最近、受けてみたいと思うセッションがあった。しかし結局、申し込まないまま昨日で締め切りになってしまった。
惜しいことをしたと思う反面、どこか安心している自分もいた。
申し込まない言い訳は色々出来る。
もし姑や舅に不測の事態が起こったら、キャンセルしなければならない。いつそんなことが起こってもおかしくない。
仕事が忙しい。練習も欠かせない。身体が疲れている。
しかし、そんなのは言い訳にしか過ぎないことを、『私』は分かり過ぎるほどよく分かっている。
本当の理由は『お金を使うのが怖い』のだ。

無駄遣いはいけないことだ。それは真実だと思う。親にもそう教えられてきた。
物心ついた頃から、一生懸命無駄遣いしないように心がけてきた。すぐに飽きるようなシロモノを買った日には後悔に苛まれたし、欲しいものを買う為にはコツコツとお金を貯めて、それを手に出来る日を心待ちにしていた。
手にした時には喜びでいっぱいになった。
ごく健全な金銭感覚だろう。

だが、この節約精神が行き過ぎると『吝嗇』になってしまう。
吝嗇も好きでやっている分には結構だが、自分を追い詰めるが如くやるのはいけないと思う。
『お金が無くなったら大変だ』『こんなことにお金を使っていては将来困った事になる』という強迫観念に基づいた節約には、悲壮感が漂う。
節約すればお金は貯まる。しかしそこに『喜び』がないと、好ましい結果を招くことにはならないように思う。

私は何故『お金を使うのが怖い』のか。
子供の頃から母が口癖のように『お金がない』『ウチは貧乏』『公務員は会社員より給料が低くて辛い』『子供はお金がかかって大変』というのを、耳にタコが出来るほど聞いてきたからだろう。
母のこれらの言葉には『お金を使ったことにより得られる喜び』というのは微塵も感じられない。きっと私は母の言葉によっていつの間にか、『お金を使うのは怖いこと』『お金を使うのはいけないこと』という強烈なブロックをかけられてしまっているのだろう。

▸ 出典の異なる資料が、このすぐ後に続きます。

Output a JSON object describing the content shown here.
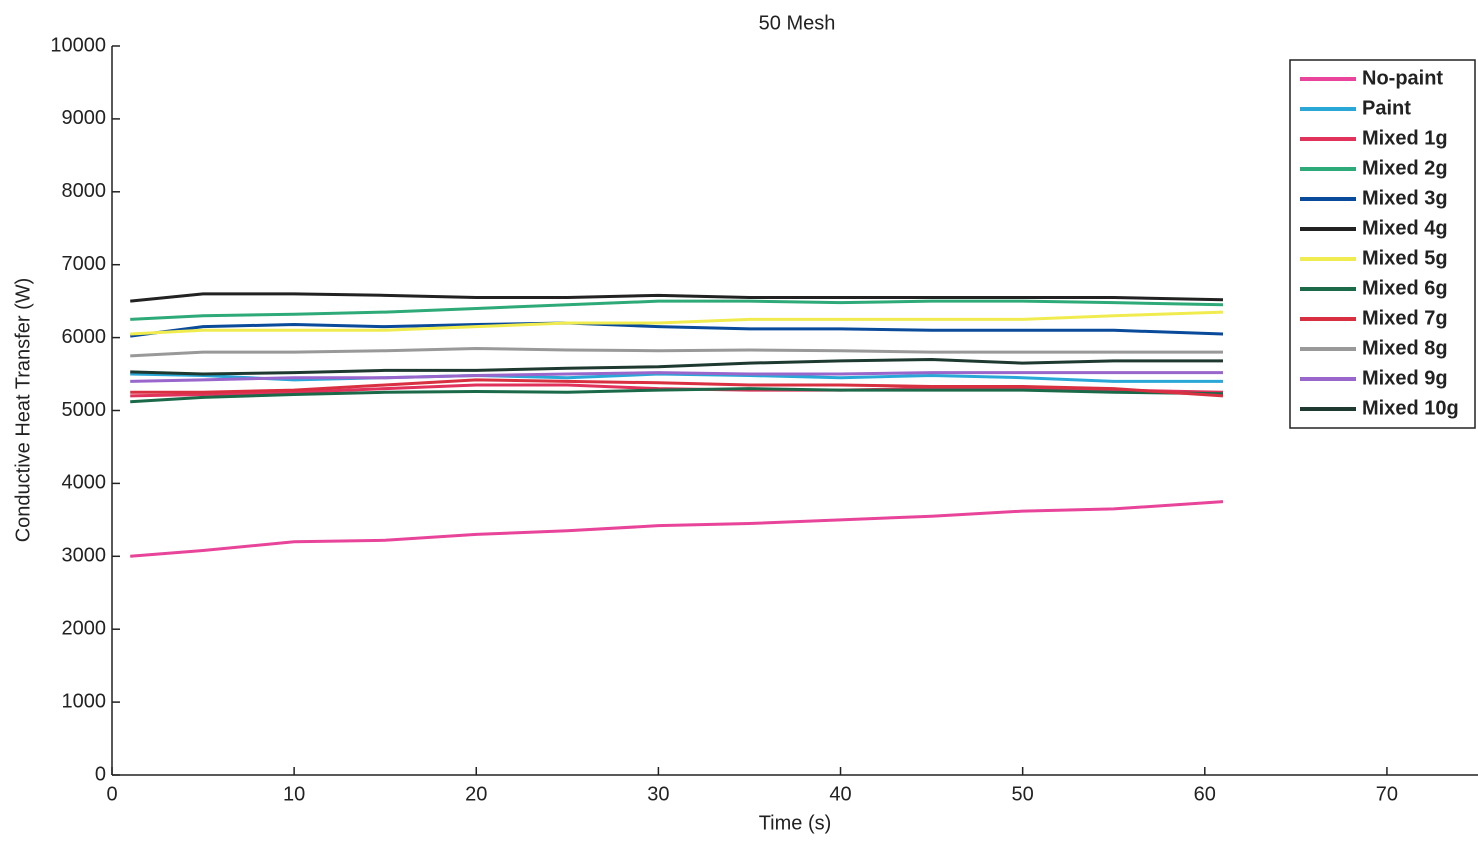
{
  "chart_data": {
    "type": "line",
    "title": "50 Mesh",
    "x_label": "Time (s)",
    "y_label": "Conductive Heat Transfer (W)",
    "x": [
      1,
      5,
      10,
      15,
      20,
      25,
      30,
      35,
      40,
      45,
      50,
      55,
      61
    ],
    "xlim": [
      0,
      75
    ],
    "xticks": [
      0,
      10,
      20,
      30,
      40,
      50,
      60,
      70
    ],
    "ylim": [
      0,
      10000
    ],
    "yticks": [
      0,
      1000,
      2000,
      3000,
      4000,
      5000,
      6000,
      7000,
      8000,
      9000,
      10000
    ],
    "legend": "top-right",
    "series": [
      {
        "name": "No-paint",
        "color": "#e8449a",
        "values": [
          3000,
          3080,
          3200,
          3220,
          3300,
          3350,
          3420,
          3450,
          3500,
          3550,
          3620,
          3650,
          3750
        ]
      },
      {
        "name": "Paint",
        "color": "#29a8d8",
        "values": [
          5500,
          5480,
          5420,
          5450,
          5480,
          5450,
          5500,
          5480,
          5450,
          5480,
          5450,
          5400,
          5400
        ]
      },
      {
        "name": "Mixed 1g",
        "color": "#e0325a",
        "values": [
          5200,
          5220,
          5250,
          5300,
          5350,
          5350,
          5300,
          5280,
          5280,
          5300,
          5300,
          5280,
          5250
        ]
      },
      {
        "name": "Mixed 2g",
        "color": "#2eaa78",
        "values": [
          6250,
          6300,
          6320,
          6350,
          6400,
          6450,
          6500,
          6500,
          6480,
          6500,
          6500,
          6480,
          6450
        ]
      },
      {
        "name": "Mixed 3g",
        "color": "#0a4a9a",
        "values": [
          6020,
          6150,
          6180,
          6150,
          6180,
          6200,
          6150,
          6120,
          6120,
          6100,
          6100,
          6100,
          6050
        ]
      },
      {
        "name": "Mixed 4g",
        "color": "#222222",
        "values": [
          6500,
          6600,
          6600,
          6580,
          6550,
          6550,
          6580,
          6550,
          6550,
          6550,
          6550,
          6550,
          6520
        ]
      },
      {
        "name": "Mixed 5g",
        "color": "#f0ec50",
        "values": [
          6050,
          6100,
          6100,
          6100,
          6150,
          6200,
          6200,
          6250,
          6250,
          6250,
          6250,
          6300,
          6350
        ]
      },
      {
        "name": "Mixed 6g",
        "color": "#1a6a4a",
        "values": [
          5120,
          5180,
          5220,
          5250,
          5260,
          5250,
          5280,
          5300,
          5280,
          5280,
          5280,
          5250,
          5230
        ]
      },
      {
        "name": "Mixed 7g",
        "color": "#d83040",
        "values": [
          5250,
          5250,
          5280,
          5350,
          5420,
          5400,
          5380,
          5350,
          5350,
          5330,
          5330,
          5300,
          5200
        ]
      },
      {
        "name": "Mixed 8g",
        "color": "#999999",
        "values": [
          5750,
          5800,
          5800,
          5820,
          5850,
          5830,
          5820,
          5830,
          5820,
          5800,
          5800,
          5800,
          5800
        ]
      },
      {
        "name": "Mixed 9g",
        "color": "#9966cc",
        "values": [
          5400,
          5420,
          5450,
          5450,
          5480,
          5500,
          5520,
          5500,
          5500,
          5520,
          5520,
          5520,
          5520
        ]
      },
      {
        "name": "Mixed 10g",
        "color": "#1e3a30",
        "values": [
          5530,
          5500,
          5520,
          5550,
          5550,
          5580,
          5600,
          5650,
          5680,
          5700,
          5650,
          5680,
          5680
        ]
      }
    ]
  }
}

何の折だったか子供の頃、両親が所有している株を売る相談をしているのをたまたま聞いてしまったことがある。
『株』という言葉が聞えず、会話の『売ってしまおうか』『でないと足りないしね』などという部分だけが聞えてきて、私はパニックになってしまった。
どうしよう。ウチは物凄く貧乏なんだ。ウチにある家具や着物を売ってお金にしないと、私達は食べていけないんだ。私達子供にお金がかかるからいけないんだ。私なんて生まれて来なければ良かったのかも知れない。
そう考えると悲しさでいっぱいになり、障子の影でシクシク泣き出してしまったのである。
両親は驚いて、大丈夫、そんなじゃないよ、と笑いながら慰めてくれてホッとしたのだが、今も記憶に残っているエピソードである。

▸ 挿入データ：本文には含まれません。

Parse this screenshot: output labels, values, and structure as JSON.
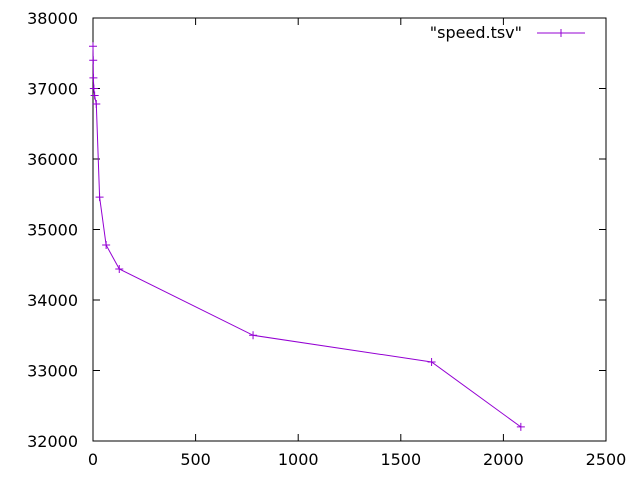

私自身が『私はこの散財をしてもらう価値のある人間である』と思えていないことも『怖い』という感情が起きる一因である。
『私なんかがこんなにお金を使って良いのか』『私には身に過ぎた贅沢ではないか』という自分を必要以上に卑下した感情が、自分の為にお金を使うことになった私に必ず起こるのだ。夫に申し訳ないような、誰かに責められるような、そんな気になってしまう。
金額にもよるが、こういう時
「使っても良い?」
と恐る恐る相談すると、夫は大抵
「なんでオレの許可が要るねん。そんなもん、使え、使え」
と言う。
それでも私は心から安心して散財することが出来ない。
夫の言葉を信用していない訳ではないが、何かしら後ろめたい。
相談できればまだ良い方だ。大抵は相談する前から『こんな無駄遣いをしてはダメだ』と諦めて、ぐっと我慢してしまう。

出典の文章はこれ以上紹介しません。